Cyberattacks Against Banks Continue to Rise: Prolexic Report

On the eve of Quantum Dawn 2, the cybersecurity exercise SIFMA is conducting to test the banking industry's ability to cope with cyberattacks (the date was recently changed to July 18), a new report suggests that cyberattacks continued to increase in the second quarter of 2013.

According to a report released Wednesday by Prolexic Technologies, a provider of services that block distributed denial of service attacks (attacks that involve sending streams of malicious traffic to a web server in the hopes of disabling it), DDoS incidents increased 20% in the second quarter, compared to the first quarter.

The majority - 75% -- of these attacks are infrastructure-directed, meaning they overload network infrastructure by consuming large amounts of bandwidth, for example by making excessive connection requests without responding to confirm the connection. A common type of infrastructure DDoS attack is called a SYN flood; attackers send a huge flood of TCP/SYN packets, often with a forged sender address, to the server. This causes the connection queues to fill up, thereby denying service to legitimate TCP users.

However, the report also shows a 28% increase in the rate of application-layer DDoS attacks compared to the previous quarter. In this type of attack, the perpetrators overload an application server by making excessive login, database lookup or search requests. Application attacks are harder to detect than other kinds of DDoS attacks, according to Prolexic, because the connection has already been established and the requests may appear to be from legitimate users.

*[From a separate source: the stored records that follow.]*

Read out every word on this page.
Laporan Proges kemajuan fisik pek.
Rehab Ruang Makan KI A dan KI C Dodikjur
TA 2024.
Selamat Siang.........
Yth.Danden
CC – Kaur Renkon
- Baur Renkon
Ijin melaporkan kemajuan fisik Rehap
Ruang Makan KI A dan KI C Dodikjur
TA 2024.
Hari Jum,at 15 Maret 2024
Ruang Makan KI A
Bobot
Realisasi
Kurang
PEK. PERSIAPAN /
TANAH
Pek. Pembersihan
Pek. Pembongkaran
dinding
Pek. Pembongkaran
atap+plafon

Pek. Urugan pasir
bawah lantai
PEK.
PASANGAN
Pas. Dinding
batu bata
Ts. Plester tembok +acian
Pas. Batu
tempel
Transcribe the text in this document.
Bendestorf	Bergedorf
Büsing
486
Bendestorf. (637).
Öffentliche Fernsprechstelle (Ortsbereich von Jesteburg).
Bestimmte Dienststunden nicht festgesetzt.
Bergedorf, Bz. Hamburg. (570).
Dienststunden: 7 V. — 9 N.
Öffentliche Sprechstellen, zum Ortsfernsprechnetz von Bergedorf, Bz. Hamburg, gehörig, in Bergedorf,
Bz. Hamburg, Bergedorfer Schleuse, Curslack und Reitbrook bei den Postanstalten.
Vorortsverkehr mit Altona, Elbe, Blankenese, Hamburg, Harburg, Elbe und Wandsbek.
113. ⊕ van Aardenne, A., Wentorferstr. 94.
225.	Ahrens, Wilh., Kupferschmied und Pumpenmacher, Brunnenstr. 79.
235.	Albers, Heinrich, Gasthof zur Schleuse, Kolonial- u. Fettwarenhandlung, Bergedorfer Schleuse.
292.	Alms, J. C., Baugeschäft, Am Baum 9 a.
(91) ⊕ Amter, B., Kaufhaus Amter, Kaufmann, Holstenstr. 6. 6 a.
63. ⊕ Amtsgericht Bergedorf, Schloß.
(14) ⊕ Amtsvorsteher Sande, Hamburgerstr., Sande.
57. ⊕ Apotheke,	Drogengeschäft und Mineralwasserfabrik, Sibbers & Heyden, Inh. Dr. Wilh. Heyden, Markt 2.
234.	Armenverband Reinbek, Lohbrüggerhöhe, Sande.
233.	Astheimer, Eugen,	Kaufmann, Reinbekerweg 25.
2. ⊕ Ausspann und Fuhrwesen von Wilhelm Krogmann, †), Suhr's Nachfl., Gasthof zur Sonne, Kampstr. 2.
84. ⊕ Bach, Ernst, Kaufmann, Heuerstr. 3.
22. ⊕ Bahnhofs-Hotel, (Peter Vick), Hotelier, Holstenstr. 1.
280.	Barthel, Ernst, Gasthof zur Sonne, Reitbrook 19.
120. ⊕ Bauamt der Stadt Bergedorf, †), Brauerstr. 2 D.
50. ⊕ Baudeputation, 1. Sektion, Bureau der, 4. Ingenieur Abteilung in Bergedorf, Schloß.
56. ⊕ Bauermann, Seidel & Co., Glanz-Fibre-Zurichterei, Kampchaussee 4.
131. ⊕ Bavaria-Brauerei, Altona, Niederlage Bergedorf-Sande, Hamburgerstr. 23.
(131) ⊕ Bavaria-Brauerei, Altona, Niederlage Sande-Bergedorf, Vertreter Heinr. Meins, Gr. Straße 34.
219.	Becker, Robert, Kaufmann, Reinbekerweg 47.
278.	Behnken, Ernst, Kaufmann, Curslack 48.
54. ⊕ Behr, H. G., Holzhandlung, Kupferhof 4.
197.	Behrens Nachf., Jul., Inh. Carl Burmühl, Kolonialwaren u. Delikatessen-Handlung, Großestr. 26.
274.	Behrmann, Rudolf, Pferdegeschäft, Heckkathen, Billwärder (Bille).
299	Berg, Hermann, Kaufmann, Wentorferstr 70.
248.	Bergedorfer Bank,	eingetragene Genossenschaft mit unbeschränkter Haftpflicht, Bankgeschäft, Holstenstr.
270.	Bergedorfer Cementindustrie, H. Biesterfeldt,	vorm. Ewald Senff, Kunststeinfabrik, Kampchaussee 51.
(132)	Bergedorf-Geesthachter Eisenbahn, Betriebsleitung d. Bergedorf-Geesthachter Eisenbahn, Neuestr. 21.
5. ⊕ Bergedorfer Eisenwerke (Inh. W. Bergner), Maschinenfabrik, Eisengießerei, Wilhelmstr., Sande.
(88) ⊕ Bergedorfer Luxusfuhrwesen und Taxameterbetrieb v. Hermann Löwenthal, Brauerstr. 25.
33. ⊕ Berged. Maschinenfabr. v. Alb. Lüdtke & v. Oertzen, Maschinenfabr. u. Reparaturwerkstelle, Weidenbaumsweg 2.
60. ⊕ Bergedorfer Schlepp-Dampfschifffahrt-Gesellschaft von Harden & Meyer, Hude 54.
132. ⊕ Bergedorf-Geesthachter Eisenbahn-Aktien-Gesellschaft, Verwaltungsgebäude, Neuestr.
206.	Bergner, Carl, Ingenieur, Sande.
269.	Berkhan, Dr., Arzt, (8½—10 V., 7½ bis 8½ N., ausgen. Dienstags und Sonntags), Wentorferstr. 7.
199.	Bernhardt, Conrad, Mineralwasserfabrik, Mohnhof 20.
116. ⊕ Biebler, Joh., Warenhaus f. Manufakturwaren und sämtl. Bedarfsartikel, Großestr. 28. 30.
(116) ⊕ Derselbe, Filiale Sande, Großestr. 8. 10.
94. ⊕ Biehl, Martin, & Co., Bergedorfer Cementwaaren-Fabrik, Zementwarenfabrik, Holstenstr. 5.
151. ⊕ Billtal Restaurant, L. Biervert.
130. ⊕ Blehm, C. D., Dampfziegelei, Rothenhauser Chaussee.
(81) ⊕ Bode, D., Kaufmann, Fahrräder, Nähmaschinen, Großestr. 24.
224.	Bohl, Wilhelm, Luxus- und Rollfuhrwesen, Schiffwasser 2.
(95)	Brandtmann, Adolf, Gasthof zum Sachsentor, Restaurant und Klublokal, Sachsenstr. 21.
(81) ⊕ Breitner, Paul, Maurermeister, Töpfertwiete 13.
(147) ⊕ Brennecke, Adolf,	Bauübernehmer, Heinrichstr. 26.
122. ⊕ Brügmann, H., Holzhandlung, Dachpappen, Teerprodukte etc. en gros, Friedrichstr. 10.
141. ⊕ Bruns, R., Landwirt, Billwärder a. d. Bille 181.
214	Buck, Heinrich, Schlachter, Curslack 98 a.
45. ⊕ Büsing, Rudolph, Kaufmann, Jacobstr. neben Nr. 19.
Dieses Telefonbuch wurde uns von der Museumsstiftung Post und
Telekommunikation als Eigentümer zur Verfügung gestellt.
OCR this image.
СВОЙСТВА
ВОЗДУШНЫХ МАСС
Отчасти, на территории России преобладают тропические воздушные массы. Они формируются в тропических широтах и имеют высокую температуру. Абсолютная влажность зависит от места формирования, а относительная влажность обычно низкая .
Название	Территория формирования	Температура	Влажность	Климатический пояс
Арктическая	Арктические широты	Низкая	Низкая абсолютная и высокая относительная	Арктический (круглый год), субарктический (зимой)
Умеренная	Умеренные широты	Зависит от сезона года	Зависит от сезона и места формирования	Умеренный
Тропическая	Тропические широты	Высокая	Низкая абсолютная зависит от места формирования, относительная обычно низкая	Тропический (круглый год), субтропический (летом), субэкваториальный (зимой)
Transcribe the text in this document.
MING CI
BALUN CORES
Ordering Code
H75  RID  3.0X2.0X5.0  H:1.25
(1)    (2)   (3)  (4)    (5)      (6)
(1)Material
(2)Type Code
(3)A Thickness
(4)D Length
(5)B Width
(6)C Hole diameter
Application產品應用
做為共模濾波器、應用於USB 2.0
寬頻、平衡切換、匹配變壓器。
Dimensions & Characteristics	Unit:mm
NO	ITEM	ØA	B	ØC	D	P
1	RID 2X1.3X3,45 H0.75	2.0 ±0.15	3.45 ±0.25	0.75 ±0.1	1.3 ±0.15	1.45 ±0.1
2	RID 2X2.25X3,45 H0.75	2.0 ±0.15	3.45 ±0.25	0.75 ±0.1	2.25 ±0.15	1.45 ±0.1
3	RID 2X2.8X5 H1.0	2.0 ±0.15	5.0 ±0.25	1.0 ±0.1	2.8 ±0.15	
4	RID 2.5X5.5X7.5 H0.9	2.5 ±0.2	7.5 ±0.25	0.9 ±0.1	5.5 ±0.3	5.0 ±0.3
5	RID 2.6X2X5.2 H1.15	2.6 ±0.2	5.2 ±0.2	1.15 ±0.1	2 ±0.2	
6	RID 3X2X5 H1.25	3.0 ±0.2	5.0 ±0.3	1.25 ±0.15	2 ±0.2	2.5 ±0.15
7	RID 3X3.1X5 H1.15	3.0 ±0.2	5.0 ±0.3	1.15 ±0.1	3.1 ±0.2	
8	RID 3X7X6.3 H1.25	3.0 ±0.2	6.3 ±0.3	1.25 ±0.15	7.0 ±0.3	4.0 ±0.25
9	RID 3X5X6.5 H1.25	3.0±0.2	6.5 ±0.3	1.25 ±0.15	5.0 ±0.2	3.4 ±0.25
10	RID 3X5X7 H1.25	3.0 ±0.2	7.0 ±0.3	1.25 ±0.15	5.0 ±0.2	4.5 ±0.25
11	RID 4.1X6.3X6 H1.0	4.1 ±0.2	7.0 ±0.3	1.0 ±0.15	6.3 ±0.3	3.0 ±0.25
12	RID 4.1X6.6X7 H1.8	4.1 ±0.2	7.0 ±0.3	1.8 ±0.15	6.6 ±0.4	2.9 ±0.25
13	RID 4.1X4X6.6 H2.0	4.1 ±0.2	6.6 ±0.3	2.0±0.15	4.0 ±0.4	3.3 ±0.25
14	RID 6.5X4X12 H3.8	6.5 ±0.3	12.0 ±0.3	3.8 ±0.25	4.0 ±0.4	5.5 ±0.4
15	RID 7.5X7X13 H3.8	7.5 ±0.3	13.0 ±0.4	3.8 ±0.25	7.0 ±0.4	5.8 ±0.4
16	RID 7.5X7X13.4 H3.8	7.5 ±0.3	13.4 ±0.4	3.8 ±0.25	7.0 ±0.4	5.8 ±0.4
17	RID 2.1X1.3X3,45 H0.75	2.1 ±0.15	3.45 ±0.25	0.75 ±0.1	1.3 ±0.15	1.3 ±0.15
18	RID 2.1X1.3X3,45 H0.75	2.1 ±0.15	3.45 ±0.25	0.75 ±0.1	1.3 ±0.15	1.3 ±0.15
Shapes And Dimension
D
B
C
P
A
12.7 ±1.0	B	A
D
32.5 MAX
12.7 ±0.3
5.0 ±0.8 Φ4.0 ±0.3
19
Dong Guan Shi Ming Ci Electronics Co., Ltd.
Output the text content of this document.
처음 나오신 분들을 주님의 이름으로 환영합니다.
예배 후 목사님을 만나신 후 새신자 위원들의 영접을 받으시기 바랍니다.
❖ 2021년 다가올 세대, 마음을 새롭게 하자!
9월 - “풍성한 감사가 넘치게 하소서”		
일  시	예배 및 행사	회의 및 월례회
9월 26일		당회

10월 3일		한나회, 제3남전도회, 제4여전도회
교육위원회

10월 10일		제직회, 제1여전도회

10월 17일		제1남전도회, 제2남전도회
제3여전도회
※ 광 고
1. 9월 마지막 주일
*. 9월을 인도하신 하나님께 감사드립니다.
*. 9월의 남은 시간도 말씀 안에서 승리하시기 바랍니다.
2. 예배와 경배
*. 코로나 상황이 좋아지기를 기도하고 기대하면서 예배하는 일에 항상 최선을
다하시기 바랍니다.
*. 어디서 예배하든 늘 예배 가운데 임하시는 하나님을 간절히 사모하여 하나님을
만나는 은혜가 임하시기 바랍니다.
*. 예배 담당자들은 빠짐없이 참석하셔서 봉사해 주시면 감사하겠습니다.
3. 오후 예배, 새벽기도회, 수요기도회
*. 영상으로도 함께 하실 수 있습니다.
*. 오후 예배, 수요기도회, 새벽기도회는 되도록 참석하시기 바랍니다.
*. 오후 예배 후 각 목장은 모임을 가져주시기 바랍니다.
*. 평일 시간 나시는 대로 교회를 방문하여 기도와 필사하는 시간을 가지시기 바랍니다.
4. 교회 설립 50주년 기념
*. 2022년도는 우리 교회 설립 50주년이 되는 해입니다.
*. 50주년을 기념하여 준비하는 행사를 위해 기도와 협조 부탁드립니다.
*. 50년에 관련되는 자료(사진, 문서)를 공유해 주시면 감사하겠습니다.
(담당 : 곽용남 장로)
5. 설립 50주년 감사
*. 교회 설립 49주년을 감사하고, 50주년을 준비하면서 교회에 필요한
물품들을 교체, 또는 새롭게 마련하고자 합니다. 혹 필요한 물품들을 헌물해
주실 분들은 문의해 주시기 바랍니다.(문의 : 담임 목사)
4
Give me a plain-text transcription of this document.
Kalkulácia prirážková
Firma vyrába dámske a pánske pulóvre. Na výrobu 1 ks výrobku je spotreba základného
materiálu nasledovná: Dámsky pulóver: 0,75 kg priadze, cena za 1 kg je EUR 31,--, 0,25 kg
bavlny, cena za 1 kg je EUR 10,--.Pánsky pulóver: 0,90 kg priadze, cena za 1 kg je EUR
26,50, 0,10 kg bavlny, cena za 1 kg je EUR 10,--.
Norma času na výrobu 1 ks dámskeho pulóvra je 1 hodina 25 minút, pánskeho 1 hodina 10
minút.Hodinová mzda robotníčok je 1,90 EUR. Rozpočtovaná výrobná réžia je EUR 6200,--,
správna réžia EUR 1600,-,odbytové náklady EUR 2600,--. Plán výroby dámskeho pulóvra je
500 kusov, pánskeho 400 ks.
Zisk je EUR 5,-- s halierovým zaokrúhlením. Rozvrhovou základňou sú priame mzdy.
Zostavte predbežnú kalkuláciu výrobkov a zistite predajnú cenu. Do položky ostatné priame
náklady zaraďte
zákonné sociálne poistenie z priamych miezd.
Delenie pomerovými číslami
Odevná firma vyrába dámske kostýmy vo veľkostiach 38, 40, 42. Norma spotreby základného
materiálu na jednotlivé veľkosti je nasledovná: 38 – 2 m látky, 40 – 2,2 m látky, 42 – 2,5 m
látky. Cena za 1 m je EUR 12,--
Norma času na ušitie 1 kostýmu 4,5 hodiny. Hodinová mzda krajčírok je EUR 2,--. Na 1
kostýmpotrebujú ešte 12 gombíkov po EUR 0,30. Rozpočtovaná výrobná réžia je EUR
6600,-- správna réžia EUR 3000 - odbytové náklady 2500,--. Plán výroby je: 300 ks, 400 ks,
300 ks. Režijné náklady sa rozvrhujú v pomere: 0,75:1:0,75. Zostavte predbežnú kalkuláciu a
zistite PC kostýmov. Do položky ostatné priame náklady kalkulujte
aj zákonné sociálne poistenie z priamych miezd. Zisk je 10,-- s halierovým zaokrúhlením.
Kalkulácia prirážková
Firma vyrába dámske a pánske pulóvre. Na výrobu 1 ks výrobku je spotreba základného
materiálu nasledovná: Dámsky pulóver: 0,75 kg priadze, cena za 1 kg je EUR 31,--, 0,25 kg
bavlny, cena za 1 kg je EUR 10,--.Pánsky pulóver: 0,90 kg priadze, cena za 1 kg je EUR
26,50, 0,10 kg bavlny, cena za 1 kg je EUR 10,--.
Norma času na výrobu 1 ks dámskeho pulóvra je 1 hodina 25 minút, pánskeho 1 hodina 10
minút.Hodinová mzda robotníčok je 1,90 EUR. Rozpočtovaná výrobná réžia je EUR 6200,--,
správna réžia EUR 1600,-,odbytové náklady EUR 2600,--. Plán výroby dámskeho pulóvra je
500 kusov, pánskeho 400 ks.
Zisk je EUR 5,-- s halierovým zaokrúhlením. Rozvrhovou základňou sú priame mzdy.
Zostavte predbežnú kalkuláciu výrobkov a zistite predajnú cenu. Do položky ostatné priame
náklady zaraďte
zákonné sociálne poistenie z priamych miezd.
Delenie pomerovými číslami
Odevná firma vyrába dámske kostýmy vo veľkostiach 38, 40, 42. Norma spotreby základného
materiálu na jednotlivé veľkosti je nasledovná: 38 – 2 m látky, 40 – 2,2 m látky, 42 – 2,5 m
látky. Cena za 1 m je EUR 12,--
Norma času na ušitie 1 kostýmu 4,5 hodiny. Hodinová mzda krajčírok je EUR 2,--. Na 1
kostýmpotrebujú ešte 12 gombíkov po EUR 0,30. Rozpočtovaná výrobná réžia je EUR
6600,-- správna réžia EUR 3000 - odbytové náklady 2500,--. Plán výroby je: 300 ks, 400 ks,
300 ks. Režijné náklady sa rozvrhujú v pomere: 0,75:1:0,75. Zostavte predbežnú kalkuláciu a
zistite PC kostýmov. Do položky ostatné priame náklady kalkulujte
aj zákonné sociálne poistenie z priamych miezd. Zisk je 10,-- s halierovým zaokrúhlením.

The duration of DDoS attacks also lengthened somewhat over the past few months, from 34.5 hours to 38 hours. The average bandwidth of the attacks also increased, from 48.25 gigabytes per second to 49.24 Gbps.

The top country source for malicious DDoS traffic remains China, which Prolexic says is the origin of 39% of attacks. The second most active country was Mexico, with 27% of the DDoS traffic beginning there. The U.S. was responsible for only 4%, according to the report. This is an interesting slide, given that in the first quarter of this year, Prolexic reported that the U.S. was the origin of 22% of DDoS attacks.

April was the most active month of the quarter for DDoS attacks, accounting for 40% percent of all attacks, followed by May (32%) and June (29%). This quarter, two weeks tied for the most active week of the quarter: April 8-14 and April 15-21. This high level of activity, Prolexic says, can be attributed to attacks against financial services clients and the ongoing use of the itsoknoproblembro toolkit.